The internet revolution created extraordinary opportunities for commerce to be conducted at the click of a mouse. Instant access to almost unlimited choices and to vast communities of buyers and sellers is a principal asset of e-commerce. This feature, however, can also pose unique challenges for law enforcement.
Over the last 15 years, a significant share of the firearms trade in the United States has moved online. The precise volume of online sales is largely unknown -- and, under current law, unknowable, because many of these transactions create no record that would allow them to be counted.
Every day, firearms transactions are conducted on thousands of websites among largely anonymous actors. Criminal buyers who once had to purchase in person can now prowl hundreds of thousands of listings to find unscrupulous sellers. Negotiations can be conducted from the discreet remove of a phone call or an email exchange.

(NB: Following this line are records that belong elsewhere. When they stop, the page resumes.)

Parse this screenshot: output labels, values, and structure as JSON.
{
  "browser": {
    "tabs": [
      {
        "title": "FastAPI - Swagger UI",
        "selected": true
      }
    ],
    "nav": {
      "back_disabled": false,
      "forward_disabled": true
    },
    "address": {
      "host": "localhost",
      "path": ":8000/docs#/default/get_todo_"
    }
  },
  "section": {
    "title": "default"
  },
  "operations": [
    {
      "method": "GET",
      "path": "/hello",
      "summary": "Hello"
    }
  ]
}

Federally licensed firearms dealers are required to conduct background checks on all buyers to prevent sales to felons, the mentally ill, domestic abusers and other prohibited purchasers.4 These screenings are required whether the sale is made on Main Street or over the internet.
But unlicensed "private sellers" -- those who are not "in the business" of selling firearms -- do not have to conduct
background checks.5 These sales -- which take place in many venues, including gun shows and, increasingly, on the internet -- account for about 40 percent of U.S. sales, and fuel the black market for illegal guns.6 And they leave no electronic or paper trail behind them.